William McKee was born in 1952 in Belfast. He was educated at Queen's University in Belfast and received an MBA from the University of Ulster.

Throughout his career in the health service he has held a number of senior positions at hospitals in Northern Ireland, including Musgrave Park and Daisy Hill.

In 2006, he received Commander Of The British Empire (CBE) for service to the NHS in Northern Ireland.

Mr McKee was chief executive of The Royal Hospitals from 1992 until 2006 - when he left to take up the position as chief executive of the Belfast Trust.

It was established in April 2007 following the merger of six Belfast Trusts.

Belfast Health and Social Care Trust is the largest trust in the UK, employing 22,000 people with an annual budget in excess of £1bn.

Mr McKee is responsible for staff, revenue and the services that the trust delivers to a population of 340,000.

Last September, health union officials threatened industrial action when the trust announced plans to cut 152 beds at two hospitals in the city. The proposed cuts did not in the end go ahead.

A month later, Mr McKee said cuts in frontline patient services could not be avoided.

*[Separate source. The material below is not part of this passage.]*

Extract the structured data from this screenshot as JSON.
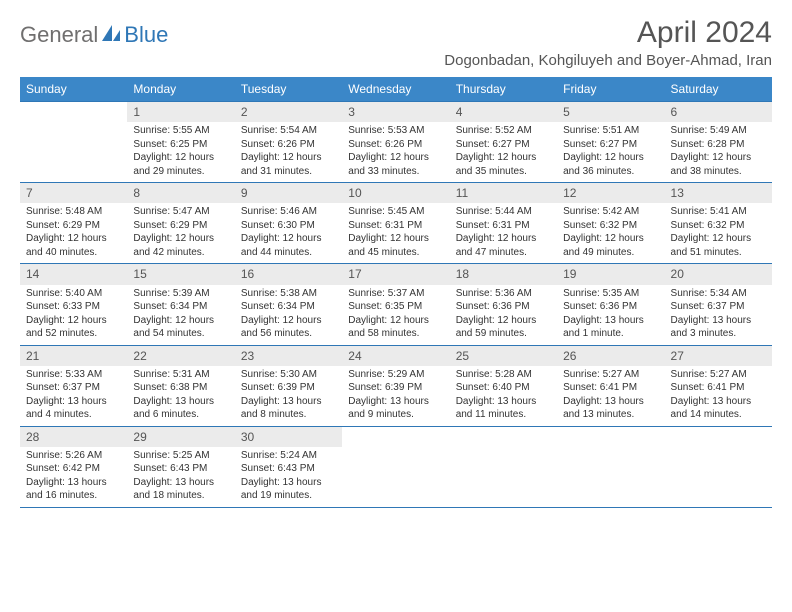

He made his comment after it was announced the trust had to make 9% efficiency savings over three years, which would amount to £93m.


He said that even firing everyone in administration would not achieve this.

Out of all the Stormont departments, health receives the biggest amount of funding.

As a result, it is expected it will have to find the biggest savings following Monday's announcement that Northern Ireland will have to find £128m of savings as part of wider plans to address the UK's national debt.

On Tuesday, the health minister Michael McGimpsey presented his plans to the health committee at the Northern Ireland Assembly.

He outlined his spending plans for the year ahead, with cuts not as severe as first feared.

Although he is planning 2% savings on staffing costs there will be no compulsory redundancies.